Dr. Dennis Kendel serves on the Board of Directors of the Saskatchewan Health Quality Council and is a councillor with the Health Council of Canada.
There is no shortage of upcoming conferences focused on healthcare quality improvement, innovation or transformation. So, what makes the Health Council of Canada’s (HCC) upcoming symposium in Toronto on October 29-30 unique and very interesting?
Over a decade has elapsed since Saskatchewan created the first Health Quality Council in Canada. Six other provinces have followed that lead to create agencies dedicated exclusively to monitoring and enhancement of safety and quality in healthcare. To date no agency in Canada has brought all seven of these Quality Councils together in a single forum to compare their QI strategies, candidly discuss both their achievements and disappointments, and consider future opportunities for more inter-jurisdictional collaboration.
In Toronto on Oct 29-30, we’ll have an opportunity to learn from all seven provincial Quality Councils and to explore with them future options for better integration of their work with the innovation agenda of the Council of the Federation and with many national agencies committed to healthcare QI.
We’ll also have an opportunity to learn from Australia’s National Health Performance Authority about what is working well in that agency’s efforts to transform healthcare quality, effectiveness and efficiency in a large nation of federated states.
We’ll have an opportunity to hear about CIHI’s future plans for more rigourous measurement of health system performance across Canada and more effective public communication about system performance.
And, we’ll have an opportunity to engage in conversation with Ross Baker about building system capacity for quality improvement.
Over the past decade I’ve had some marvellous opportunities to see first-hand some amazing evidence of small scale healthcare QI across this country.
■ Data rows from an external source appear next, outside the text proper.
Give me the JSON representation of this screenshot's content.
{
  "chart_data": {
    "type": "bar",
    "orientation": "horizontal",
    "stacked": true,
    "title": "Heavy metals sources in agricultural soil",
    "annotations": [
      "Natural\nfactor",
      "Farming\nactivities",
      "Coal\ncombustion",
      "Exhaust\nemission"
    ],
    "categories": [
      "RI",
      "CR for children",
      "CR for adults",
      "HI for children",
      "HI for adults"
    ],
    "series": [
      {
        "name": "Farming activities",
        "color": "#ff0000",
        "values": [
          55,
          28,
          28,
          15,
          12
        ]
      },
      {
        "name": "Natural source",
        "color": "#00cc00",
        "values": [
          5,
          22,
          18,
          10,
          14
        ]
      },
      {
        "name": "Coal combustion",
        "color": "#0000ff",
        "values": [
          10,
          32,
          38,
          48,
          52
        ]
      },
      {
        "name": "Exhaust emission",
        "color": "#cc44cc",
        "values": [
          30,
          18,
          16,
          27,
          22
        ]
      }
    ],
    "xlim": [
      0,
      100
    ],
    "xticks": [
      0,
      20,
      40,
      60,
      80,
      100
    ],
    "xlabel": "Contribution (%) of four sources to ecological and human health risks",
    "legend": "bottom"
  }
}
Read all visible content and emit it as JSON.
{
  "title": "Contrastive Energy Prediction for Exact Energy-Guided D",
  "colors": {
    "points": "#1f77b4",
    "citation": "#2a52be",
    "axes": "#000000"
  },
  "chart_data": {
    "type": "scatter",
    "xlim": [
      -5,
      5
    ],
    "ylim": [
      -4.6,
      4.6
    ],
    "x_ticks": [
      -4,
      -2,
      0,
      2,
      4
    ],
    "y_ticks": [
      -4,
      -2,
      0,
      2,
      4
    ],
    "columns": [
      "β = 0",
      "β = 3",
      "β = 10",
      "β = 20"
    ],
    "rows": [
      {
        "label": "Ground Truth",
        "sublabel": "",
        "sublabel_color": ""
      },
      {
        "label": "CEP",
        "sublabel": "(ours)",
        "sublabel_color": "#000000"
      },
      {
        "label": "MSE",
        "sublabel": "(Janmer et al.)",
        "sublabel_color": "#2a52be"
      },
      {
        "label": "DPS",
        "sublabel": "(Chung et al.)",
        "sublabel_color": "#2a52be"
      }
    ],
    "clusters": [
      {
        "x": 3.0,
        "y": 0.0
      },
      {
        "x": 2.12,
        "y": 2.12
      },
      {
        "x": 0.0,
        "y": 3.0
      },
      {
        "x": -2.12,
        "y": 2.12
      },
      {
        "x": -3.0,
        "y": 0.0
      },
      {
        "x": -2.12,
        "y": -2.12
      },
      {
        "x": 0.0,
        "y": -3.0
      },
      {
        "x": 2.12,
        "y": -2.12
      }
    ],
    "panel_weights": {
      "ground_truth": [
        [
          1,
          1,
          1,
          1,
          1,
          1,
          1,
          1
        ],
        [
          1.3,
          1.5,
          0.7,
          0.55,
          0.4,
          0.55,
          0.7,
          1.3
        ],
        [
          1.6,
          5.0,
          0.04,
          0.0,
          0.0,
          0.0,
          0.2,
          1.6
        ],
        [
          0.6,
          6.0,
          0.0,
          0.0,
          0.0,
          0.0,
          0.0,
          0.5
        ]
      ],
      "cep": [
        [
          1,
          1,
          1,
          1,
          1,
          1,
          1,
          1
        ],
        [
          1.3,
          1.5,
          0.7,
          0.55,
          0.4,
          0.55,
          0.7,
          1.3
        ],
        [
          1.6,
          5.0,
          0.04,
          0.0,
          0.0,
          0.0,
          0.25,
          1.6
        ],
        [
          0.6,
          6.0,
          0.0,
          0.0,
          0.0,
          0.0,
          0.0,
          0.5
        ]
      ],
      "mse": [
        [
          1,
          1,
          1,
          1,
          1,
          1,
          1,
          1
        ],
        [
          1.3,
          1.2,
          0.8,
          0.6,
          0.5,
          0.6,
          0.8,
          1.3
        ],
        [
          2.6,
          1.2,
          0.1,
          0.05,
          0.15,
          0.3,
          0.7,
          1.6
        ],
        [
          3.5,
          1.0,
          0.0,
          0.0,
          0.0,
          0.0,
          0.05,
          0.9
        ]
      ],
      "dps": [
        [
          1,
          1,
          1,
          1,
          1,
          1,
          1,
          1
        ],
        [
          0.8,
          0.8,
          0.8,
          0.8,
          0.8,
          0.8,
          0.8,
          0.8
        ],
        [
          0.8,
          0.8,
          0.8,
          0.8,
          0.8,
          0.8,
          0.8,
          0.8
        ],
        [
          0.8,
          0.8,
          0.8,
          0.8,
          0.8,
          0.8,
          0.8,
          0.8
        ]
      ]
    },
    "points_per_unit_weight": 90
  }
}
However, until recently, I’ve been disappointed in Canada’s record with respect to truly transformative change in any jurisdiction. As a Board member of the Health Quality Council in Saskatchewan, I believe we are now on the cusp of truly transformative change and I am delighted that Bonnie Brossart will be at the HCC symposium to share with the nation some key insights from our experience in Saskatchewan over the past three years.
As an HCC Councillor, I am also incredibly impressed with the pan-Canadian inventory of healthcare innovations now easily accessible to all Canadians through the HCC's Innovation Portal.
The challenge for all of us across Canada, as I see it, is to apply all that we’ve learned from “pockets” of innovation across the country to make future healthcare in Canada the best among all of the OCED countries.
The inspiration, energy and committed leadership that will be essential to our achievement of that goal may emerge from the crucial conversations that will occur at the HCC Symposium in Toronto on October 29-30. You will not want to miss an opportunity to be part of those crucial conversations!
Hope to see you in Toronto at the end of October.